月光柔亮而漫妙,透过白纱窗帘,弥漫了整个卧室,好像有意要把最后的和美进行一次倾心的馈赠。久久不愿离去,它们留恋的什么?是人间的祥和、幸福、美满。还是其它的一些什么?我真的说不清。
我只知道本来一个安稳入睡的夜晚,却因这餐晚宴,变得支离破碎了。
其实胡思乱想是人的一种意识,有些东西在幻想中会得到满足,而有些东西又在幻想中产生更多的奢望,这些奢望多了也会导致因达不到**的目的而懊恼。
有个搞书法的人曾经对我说,思可以乱七八糟,而悟则要像小溪一样,静静地涓流。后来我在很多书法上看到这两个字时,真的很佩服他所说的话。
思的结果最好是悟。那样才不致于迷惑。
我开始胡思乱想。想英的举止、言谈、还有她绰约的风姿。
我翻来覆去,睡不着。
“你在想英呢?”妻子开玩笑地问我。
我说我想玲呢。
“我在你身边,你怎会想我,我看那个英对你很有意思。”妻子见我不说话又接着说“我看不错,虽然精神有问题,但人是真漂亮啊,女人看了都动心,你说男人会啥样。”
我虽然心里在想这个叫英的疯女人,可是不能说,只好违心地说疯疯颠颠的不怎么样。目的是用这样的话迷惑妻子。可妻子并不是小孩,凭阅历凭直觉都能告诉她,这场风花雪月迟早会来临。
“我看你们眉来眼去的。”
妻子一语道破。我还得辨解:那有什么,你不是常说好汉霸九妻,孬汉一个都是别人的吗?这都是你教我的。
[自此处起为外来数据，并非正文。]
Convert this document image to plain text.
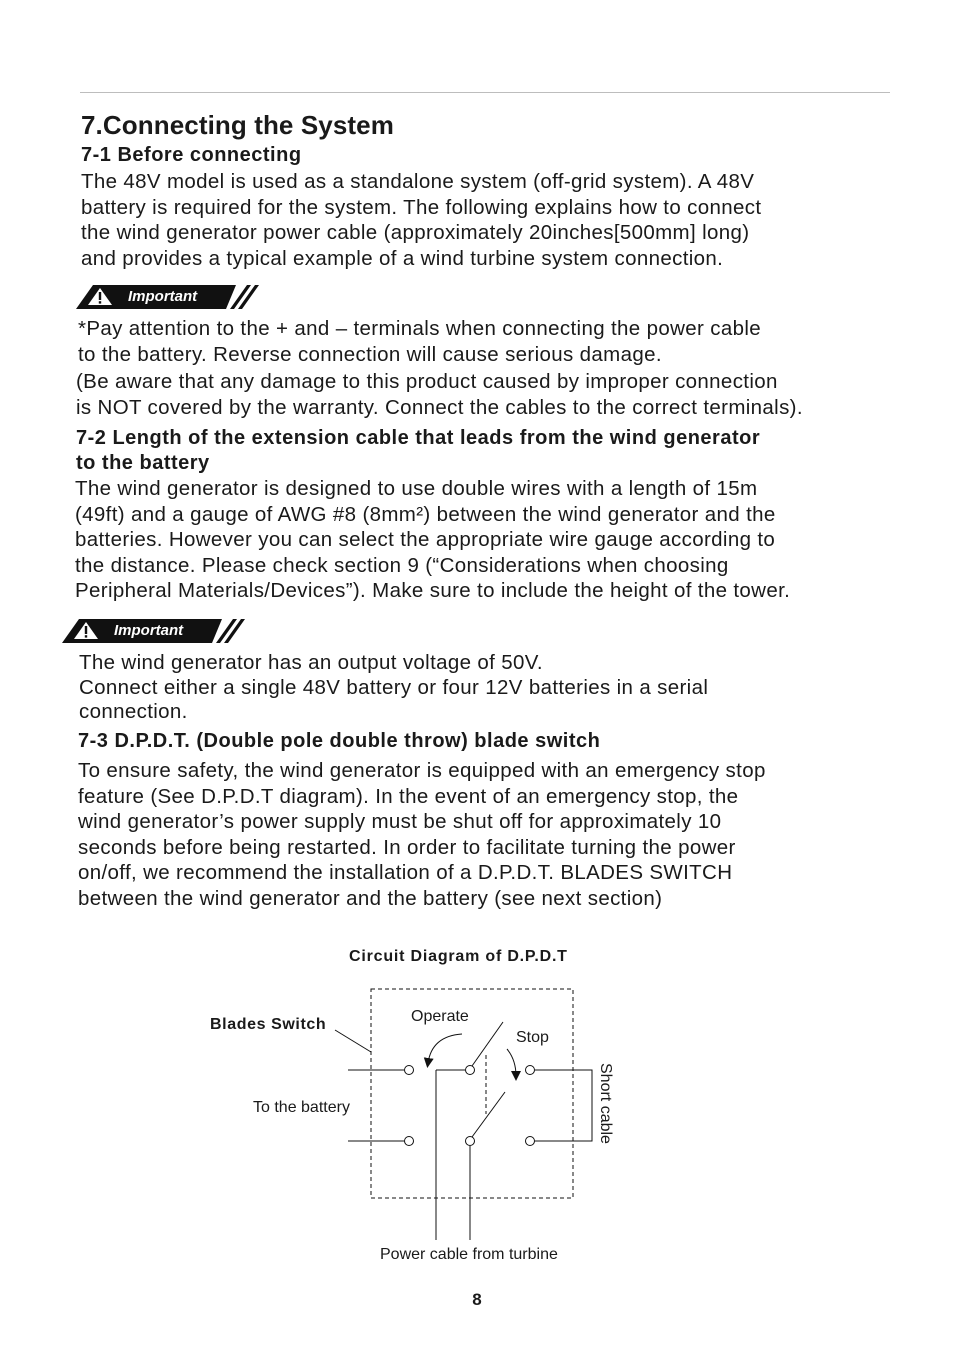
7.Connecting the System
7-1 Before connecting
The 48V model is used as a standalone system (off-grid system). A 48V
battery is required for the system. The following explains how to connect
the wind generator power cable (approximately 20inches[500mm] long)
and provides a typical example of a wind turbine system connection.
Important
*Pay attention to the + and – terminals when connecting the power cable
to the battery. Reverse connection will cause serious damage.
(Be aware that any damage to this product caused by improper connection
is NOT covered by the warranty. Connect the cables to the correct terminals).
7-2 Length of the extension cable that leads from the wind generator
to the battery
The wind generator is designed to use double wires with a length of 15m
(49ft) and a gauge of AWG #8 (8mm²) between the wind generator and the
batteries. However you can select the appropriate wire gauge according to
the distance. Please check section 9 (“Considerations when choosing
Peripheral Materials/Devices”). Make sure to include the height of the tower.
Important
The wind generator has an output voltage of 50V.
Connect either a single 48V battery or four 12V batteries in a serial
connection.
7-3 D.P.D.T. (Double pole double throw) blade switch
To ensure safety, the wind generator is equipped with an emergency stop
feature (See D.P.D.T diagram). In the event of an emergency stop, the
wind generator’s power supply must be shut off for approximately 10
seconds before being restarted. In order to facilitate turning the power
on/off, we recommend the installation of a D.P.D.T. BLADES SWITCH
between the wind generator and the battery (see next section)
Circuit Diagram of D.P.D.T
Blades Switch	Operate
Stop
To the battery	Short cable
Power cable from turbine
8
那个不眠的夜晚,我对妻子说了很多,我说其实男人多数都这样。男人就像种子,总想多种一些土地,然后有更多的收获,而女人则不同,女人就像土地,总想让唯一的一株庄稼长得更好。
“都像你说的那样不乱了吗?”妻子掀开被子开了灯不睡了。
“小英这疯女人说话更差劲,说什么男女的生殖器官长在头上就好了,两个人见面触一下多方便。这都是怎么了。唉哟,我可说不出口”妻子说完关了灯又睡下了。
妻子不语,我却喋喋不休。说个没完没了。
其实妻子不明白,人与动物在性的方面都是一样的本性,只不过人是受一种人性的制约,这种人性就是一种道德、世俗、文化等等方方面面形成的一种约定俗成的理智。疯人,失去了这个理智,所以没什么遮拦。就拿我们单位那些领导来说吧,这事搞的更凶,没什么事,挨个办公室乱窜,专门讲男女两性关系的问题。他们不但讲,而且付注实践,去酒店泡小姐比年轻人色。他们搞这事怕影响不好,不在当地搞,外地都有关系户,互相往来,互相庇护。唉!不说谁能知道,这事这人复杂得很啊。
那一夜,我思来想去,但更多的还是关于那个疯女英的一些场景。她说她在感情方面受过严重打击,她说她恨男人:“男人没一个好东西”。但说完这句话之后,看了我一眼,又赶紧补充了一句:“啊,我没说你。”
……
想着想着,我偎着妻子睡去了。
朦胧中,我像进了梦境。依着妻子英英地叫着。
妻子摇醒我,说:“你这是把我当成英了,我看你们早晚有一天,我这个玲在你的称呼里被换成英。”
这下,我真不知说什么好了,难道我也失去正常人的理智了吗?不可以,我得控制自已,一个国家干部,灵魂怎么会这么肮脏?不可以,我懂法律,与精神失常的人发生性行为,后果是严重的,大概算做□□的行为吧。原因是,她没有理智,而我们却有。
这一夜,我彻底失眠了。为了一个不存在实现,还在飘渺中的事。也许,这就是幻想的悲哀吧。